Но ведь студия — в Хэмпстеде, и он сразу почувствовал, что пахнет жареным. Захотел выяснить, знакома ли я с этим Чарлзом Вестоном. Я сказала, да что вы, просто известное имя. Но прозвучало это вовсе не убедительно. Кроме того, я боялась, что картины Ч.В. нигде не купить. Так что пришлось сказать, мол, это случайное знакомство, он уже совсем пожилой, но очень хороший художник, и если купить прямо у него, это будет намного дешевле, не придется платить комиссионные. Впрочем, вижу, вы боитесь, сказала я, так что прекратим этот разговор. На эту удочку К., разумеется, не попался.
Поинтересовался, может, это мазила из современных. Я только взглянула выразительно.
К. Я пошутил.
М. Напрасно.
Через некоторое время К. сказал, он ведь захочет узнать, кто я и откуда.
Я посоветовала ему, что ответить, и он сказал: «Подумаю». На калибанском языке это значит «нет». Конечно, я слишком многого требую, да и вряд ли можно где-нибудь купить его картины.
Да я и не беспокоюсь, я не предполагаю завтра в это время все еще быть здесь. Собираюсь бежать.
Он уедет после завтрака. Заранее приготовит мне обед. Так что у меня будет четыре-пять часов (конечно, если он не схитрит и не вернется без покупок. Правда, раньше он никогда не подводил).
Сегодня мне жаль Калибана. Он в самом деле будет страдать без меня. Останется один на один со своими комплексами, и социальным, и сексуальным; один на один с собственной бесполезностью и пустотой. Сам виноват. Так что на самом деле мне его не жаль. Но не так уж абсолютно не жаль.
4 ноября
Вчера не могла писать. Я больше так не могу.
Господи, до чего же я тупа. Заставила его уехать на целый день. Целый день, чтобы устроить побег. Но ничего толком не продумала. Была уверена, что доберусь до мягкой, рыхлой земли и горстями стану ее выгребать. Гвоздь оказался никуда не годным, цемент слишком твердым. Я боялась — скорее раскрошится гвоздь. Часы понадобились, чтобы вытащить одну плиту. За ней оказался камень размерами гораздо больше, чем эта плита, известняк. Я даже край его не смогла отыскать. Выковыряла еще одну плиту из стены — все напрасно. За ней все тот же камень. Пришла в совершенное отчаяние. Поняла, с подкопом ничего не выйдет. Стала биться в дверь, пыталась взломать ее при помощи гвоздя. Повредила руку. Вот и все. Весь результат. Ободранные руки и обломанные ногти.

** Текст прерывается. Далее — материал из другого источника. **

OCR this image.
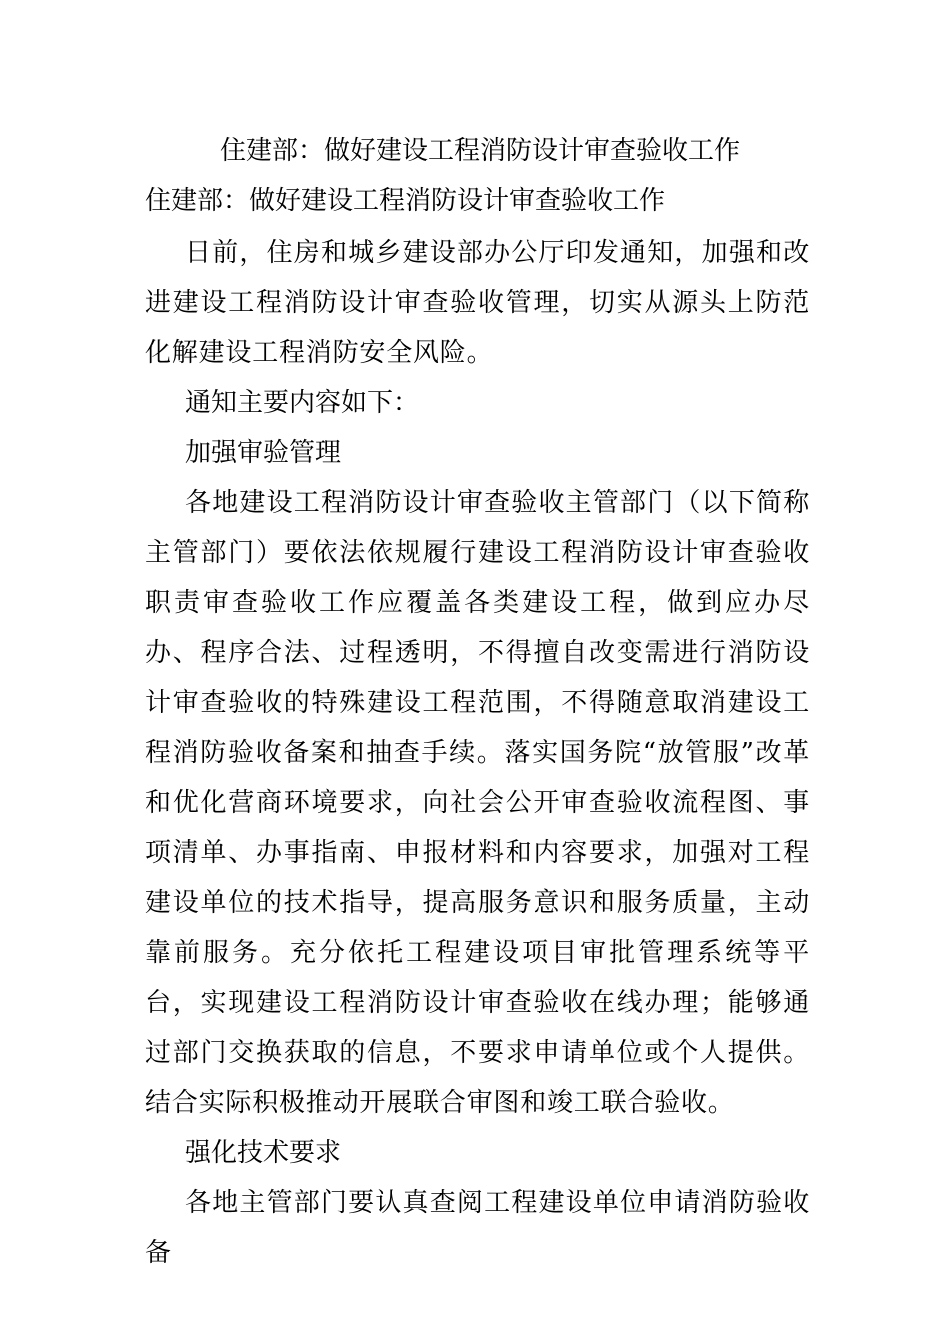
住建部：做好建设工程消防设计审查验收工作
住建部：做好建设工程消防设计审查验收工作

日前，住房和城乡建设部办公厅印发通知，加强和改进建设工程消防设计审查验收管理，切实从源头上防范化解建设工程消防安全风险。

通知主要内容如下：

加强审验管理

各地建设工程消防设计审查验收主管部门（以下简称主管部门）要依法依规履行建设工程消防设计审查验收职责审查验收工作应覆盖各类建设工程，做到应办尽办、程序合法、过程透明，不得擅自改变需进行消防设计审查验收的特殊建设工程范围，不得随意取消建设工程消防验收备案和抽查手续。落实国务院“放管服”改革和优化营商环境要求，向社会公开审查验收流程图、事项清单、办事指南、申报材料和内容要求，加强对工程建设单位的技术指导，提高服务意识和服务质量，主动靠前服务。充分依托工程建设项目审批管理系统等平台，实现建设工程消防设计审查验收在线办理；能够通过部门交换获取的信息，不要求申请单位或个人提供。结合实际积极推动开展联合审图和竣工联合验收。

强化技术要求

各地主管部门要认真查阅工程建设单位申请消防验收备
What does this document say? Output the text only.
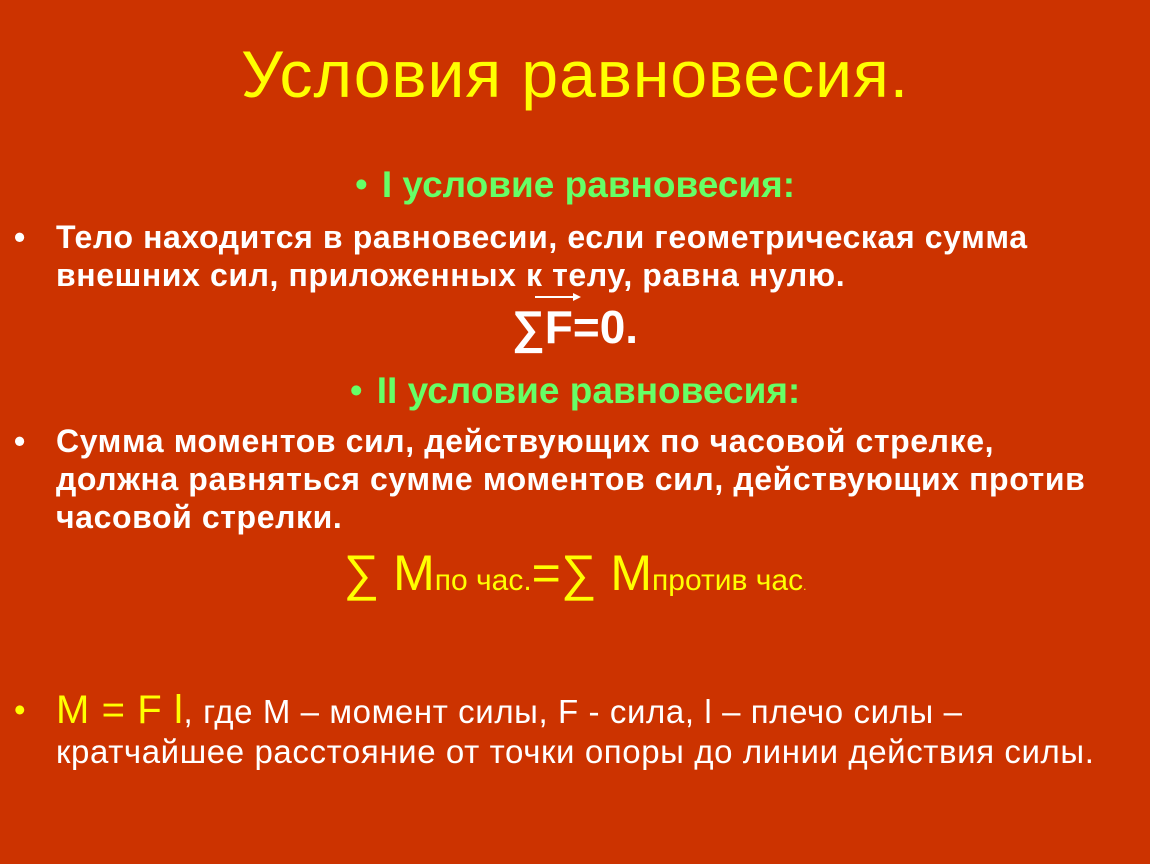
Условия равновесия.
• I условие равновесия:
• Тело находится в равновесии, если геометрическая сумма внешних сил, приложенных к телу, равна нулю.
∑
F=0.
• II условие равновесия:
• Сумма моментов сил, действующих по часовой стрелке, должна равняться сумме моментов сил, действующих против часовой стрелки.
∑ Mпо час.=∑ Mпротив час.
• M = F l, где M – момент силы, F - сила, l – плечо силы – кратчайшее расстояние от точки опоры до линии действия силы.
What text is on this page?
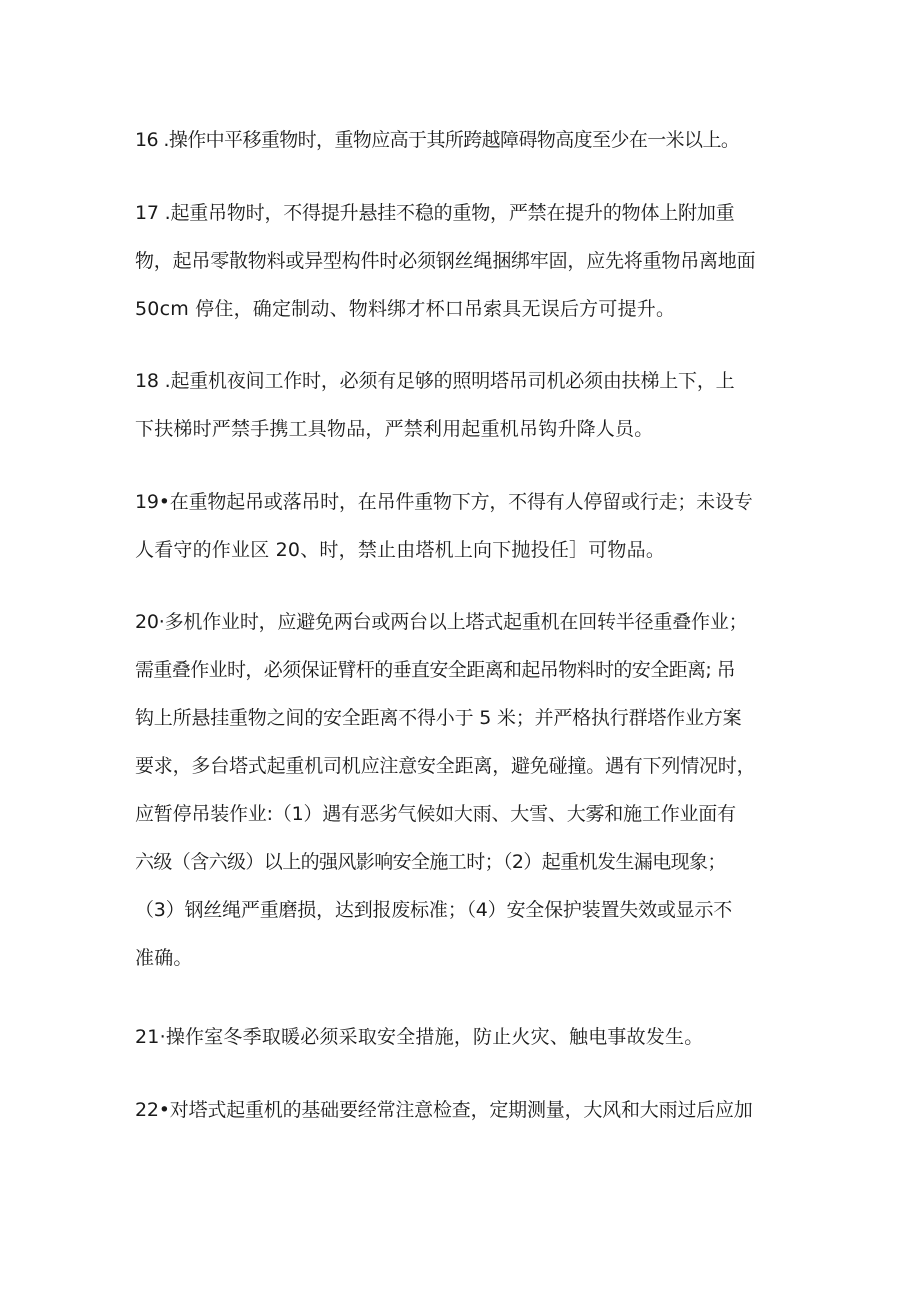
16 .操作中平移重物时，重物应高于其所跨越障碍物高度至少在一米以上。

17 .起重吊物时，不得提升悬挂不稳的重物，严禁在提升的物体上附加重
物，起吊零散物料或异型构件时必须钢丝绳捆绑牢固，应先将重物吊离地面
50cm 停住，确定制动、物料绑才杯口吊索具无误后方可提升。

18 .起重机夜间工作时，必须有足够的照明塔吊司机必须由扶梯上下，上
下扶梯时严禁手携工具物品，严禁利用起重机吊钩升降人员。

19•在重物起吊或落吊时，在吊件重物下方，不得有人停留或行走；未设专
人看守的作业区 20、时，禁止由塔机上向下抛投任］可物品。

20·多机作业时，应避免两台或两台以上塔式起重机在回转半径重叠作业；
需重叠作业时，必须保证臂杆的垂直安全距离和起吊物料时的安全距离; 吊
钩上所悬挂重物之间的安全距离不得小于 5 米；并严格执行群塔作业方案
要求，多台塔式起重机司机应注意安全距离，避免碰撞。遇有下列情况时，
应暂停吊装作业:（1）遇有恶劣气候如大雨、大雪、大雾和施工作业面有
六级（含六级）以上的强风影响安全施工时；（2）起重机发生漏电现象；
（3）钢丝绳严重磨损，达到报废标准；（4）安全保护装置失效或显示不
准确。

21·操作室冬季取暖必须采取安全措施，防止火灾、触电事故发生。

22•对塔式起重机的基础要经常注意检查，定期测量，大风和大雨过后应加
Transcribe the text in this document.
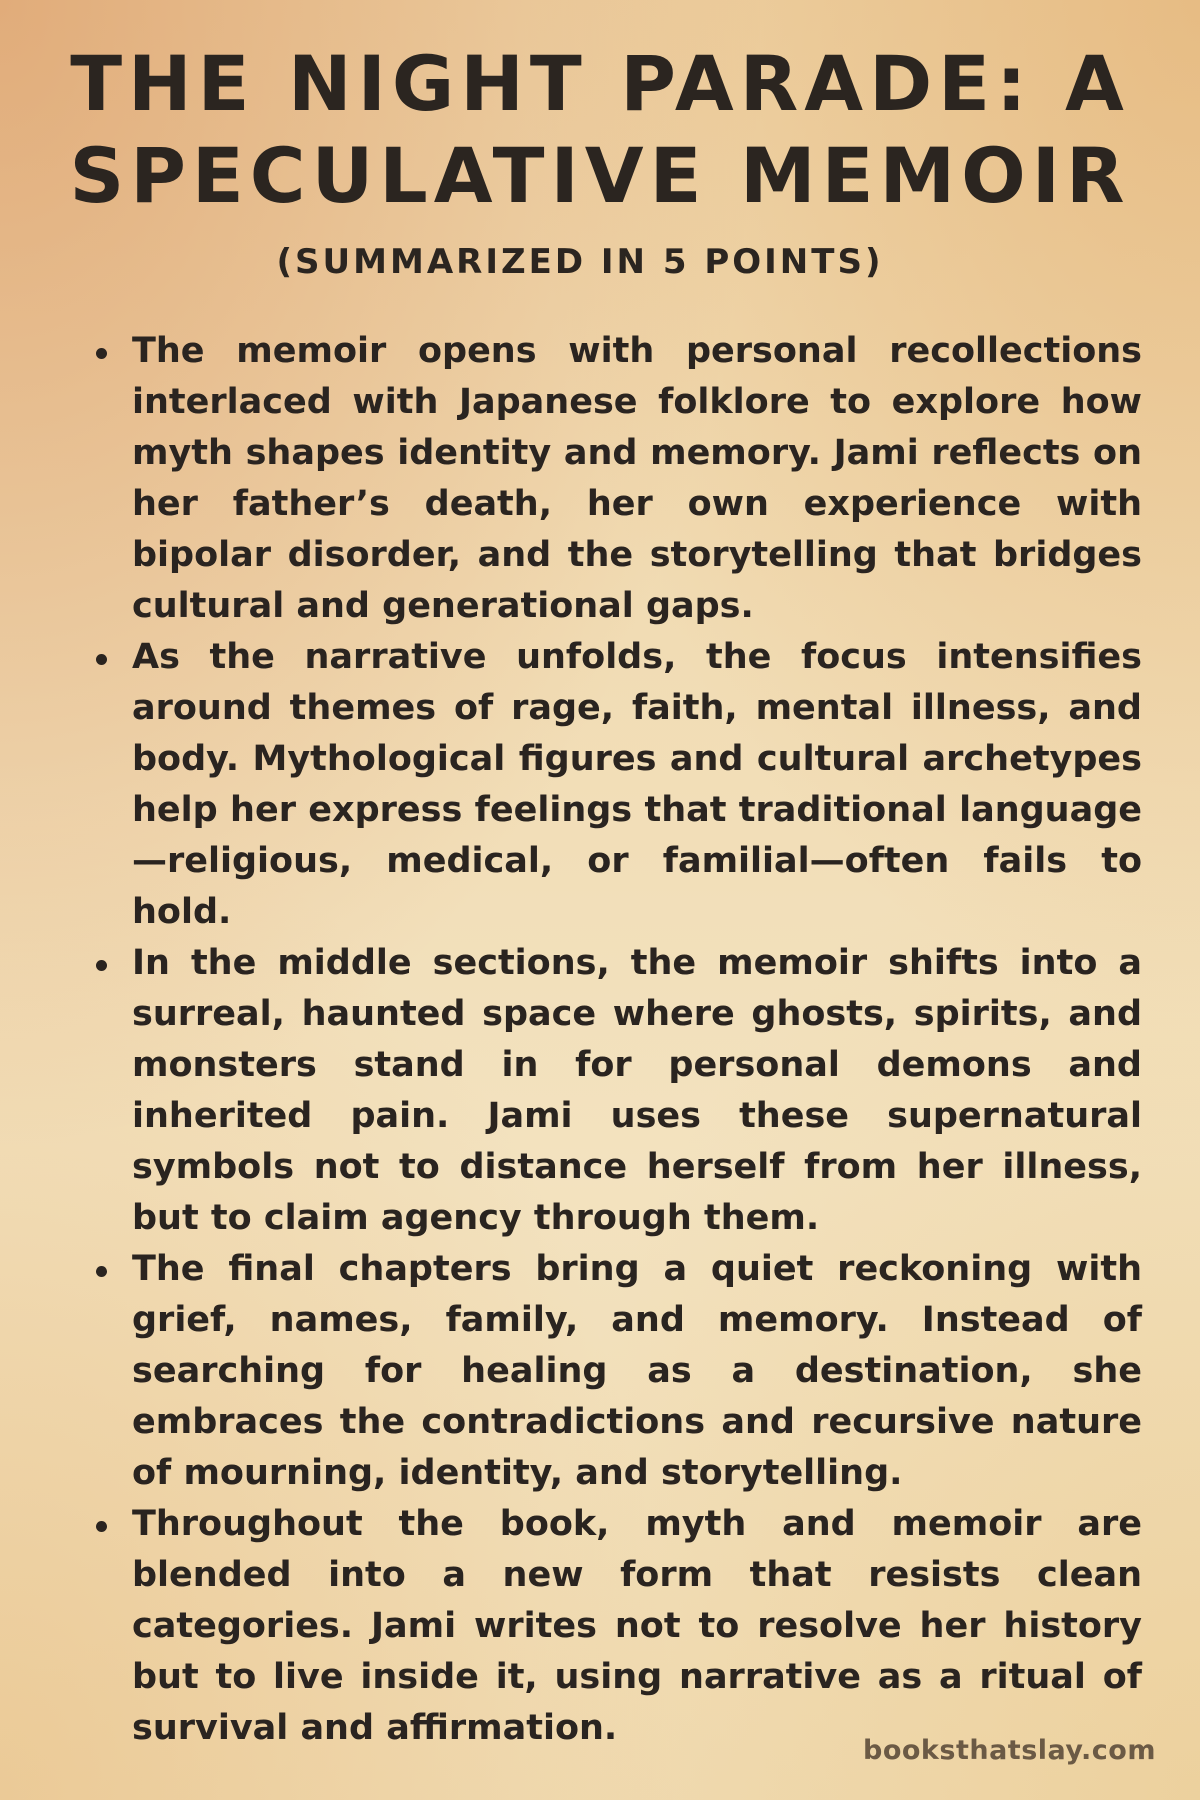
THE NIGHT PARADE: A SPECULATIVE MEMOIR
(SUMMARIZED IN 5 POINTS)
The memoir opens with personal recollections interlaced with Japanese folklore to explore how myth shapes identity and memory. Jami reflects on her father’s death, her own experience with bipolar disorder, and the storytelling that bridges cultural and generational gaps.
As the narrative unfolds, the focus intensifies around themes of rage, faith, mental illness, and body. Mythological figures and cultural archetypes help her express feelings that traditional language —religious, medical, or familial—often fails to hold.
In the middle sections, the memoir shifts into a surreal, haunted space where ghosts, spirits, and monsters stand in for personal demons and inherited pain. Jami uses these supernatural symbols not to distance herself from her illness, but to claim agency through them.
The final chapters bring a quiet reckoning with grief, names, family, and memory. Instead of searching for healing as a destination, she embraces the contradictions and recursive nature of mourning, identity, and storytelling.
Throughout the book, myth and memoir are blended into a new form that resists clean categories. Jami writes not to resolve her history but to live inside it, using narrative as a ritual of survival and affirmation.
booksthatslay.com
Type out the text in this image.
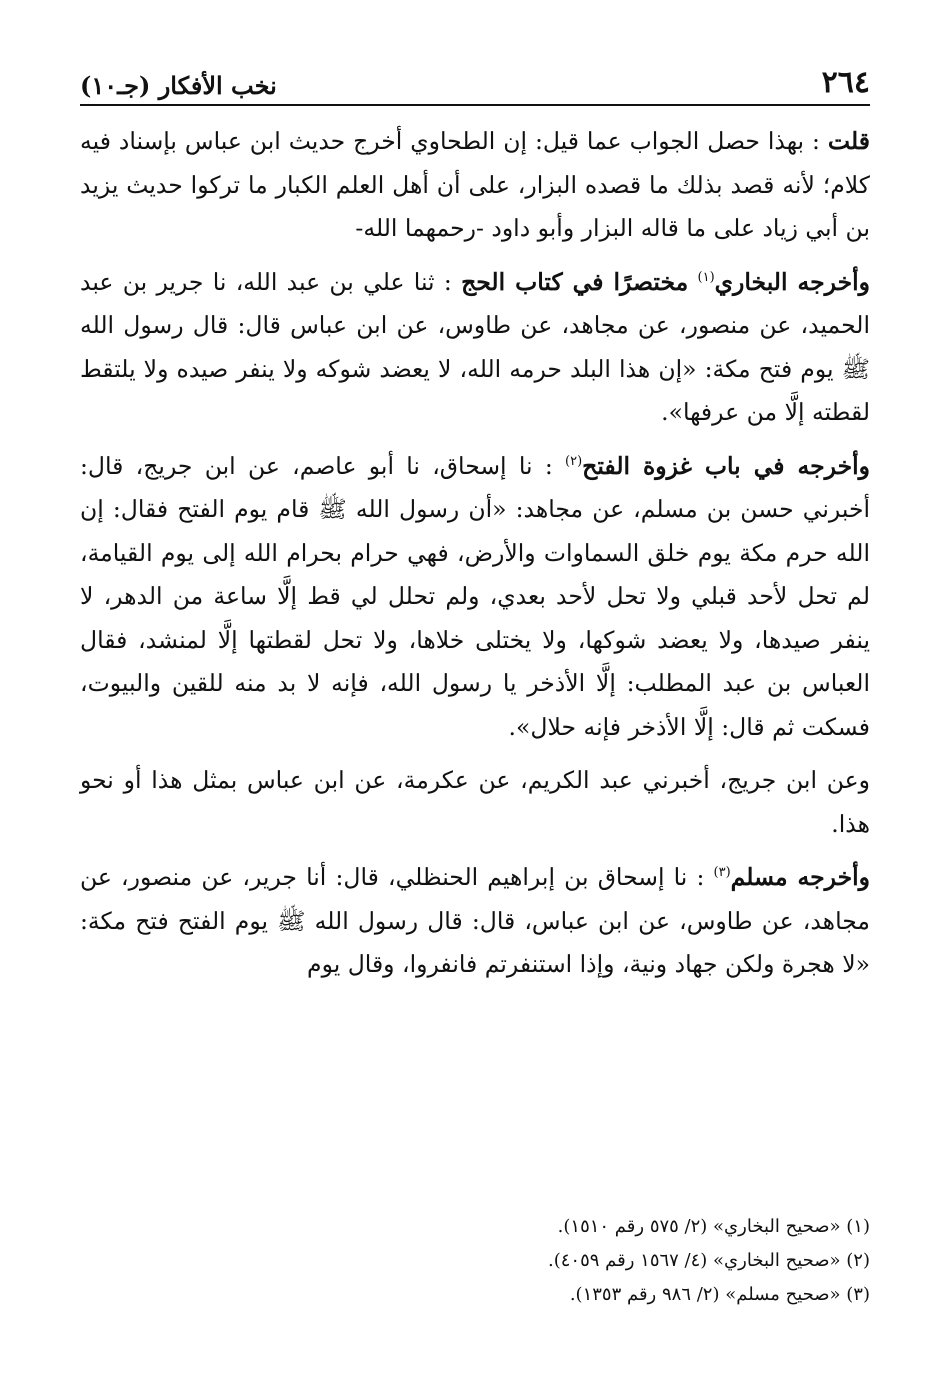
٢٦٤
نخب الأفكار (جـ١٠)

قلت : بهذا حصل الجواب عما قيل: إن الطحاوي أخرج حديث ابن عباس بإسناد فيه كلام؛ لأنه قصد بذلك ما قصده البزار، على أن أهل العلم الكبار ما تركوا حديث يزيد بن أبي زياد على ما قاله البزار وأبو داود -رحمهما الله-

وأخرجه البخاري$^{(١)}$ مختصرًا في كتاب الحج : ثنا علي بن عبد الله، نا جرير بن عبد الحميد، عن منصور، عن مجاهد، عن طاوس، عن ابن عباس قال: قال رسول الله ﷺ يوم فتح مكة: «إن هذا البلد حرمه الله، لا يعضد شوكه ولا ينفر صيده ولا يلتقط لقطته إلَّا من عرفها».

وأخرجه في باب غزوة الفتح$^{(٢)}$ : نا إسحاق، نا أبو عاصم، عن ابن جريج، قال: أخبرني حسن بن مسلم، عن مجاهد: «أن رسول الله ﷺ قام يوم الفتح فقال: إن الله حرم مكة يوم خلق السماوات والأرض، فهي حرام بحرام الله إلى يوم القيامة، لم تحل لأحد قبلي ولا تحل لأحد بعدي، ولم تحلل لي قط إلَّا ساعة من الدهر، لا ينفر صيدها، ولا يعضد شوكها، ولا يختلى خلاها، ولا تحل لقطتها إلَّا لمنشد، فقال العباس بن عبد المطلب: إلَّا الأذخر يا رسول الله، فإنه لا بد منه للقين والبيوت، فسكت ثم قال: إلَّا الأذخر فإنه حلال».

وعن ابن جريج، أخبرني عبد الكريم، عن عكرمة، عن ابن عباس بمثل هذا أو نحو هذا.

وأخرجه مسلم$^{(٣)}$ : نا إسحاق بن إبراهيم الحنظلي، قال: أنا جرير، عن منصور، عن مجاهد، عن طاوس، عن ابن عباس، قال: قال رسول الله ﷺ يوم الفتح فتح مكة: «لا هجرة ولكن جهاد ونية، وإذا استنفرتم فانفروا، وقال يوم

(١) «صحيح البخاري» (٢/ ٥٧٥ رقم ١٥١٠).

(٢) «صحيح البخاري» (٤/ ١٥٦٧ رقم ٤٠٥٩).

(٣) «صحيح مسلم» (٢/ ٩٨٦ رقم ١٣٥٣).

Без инструментов у меня не хватит сил. С инструментами тоже.
В конце концов я вставила плиты на место, растолкла цемент, как могла, смешала с водой и тальком и замазала щели, чтобы как-то замаскировать дыру. Очень характерно для настроений, которые мною здесь овладевают: я вдруг решила, что на подкоп уйдет много дней, что глупость моя лишь в том, что я рассчитывала успеть за несколько часов.
Потратила много времени, чтобы замести следы.
Все напрасно. Какие-то куски постоянно вываливались, и место это было все на виду, так что он никак не мог не заметить.
И я сдалась. Вдруг решила, все это недостойно, глупо, бесполезно. Как плохой рисунок. Непоправимо.
Когда К. наконец вернулся, он сразу все понял. Вечно вынюхивает, высматривает, все ли в порядке, как только появляется здесь. Проверил, как глубоко я прокопала. Я сидела на кровати и наблюдала. Потом швырнула в него гвоздем.
* * *
Он вставил на место и зацементировал плиты. Сказал, подвал вырублен в цельном камне.
Я с ним не разговаривала. Не взглянула на покупки, хотя и видела, что среди них есть картина в раме.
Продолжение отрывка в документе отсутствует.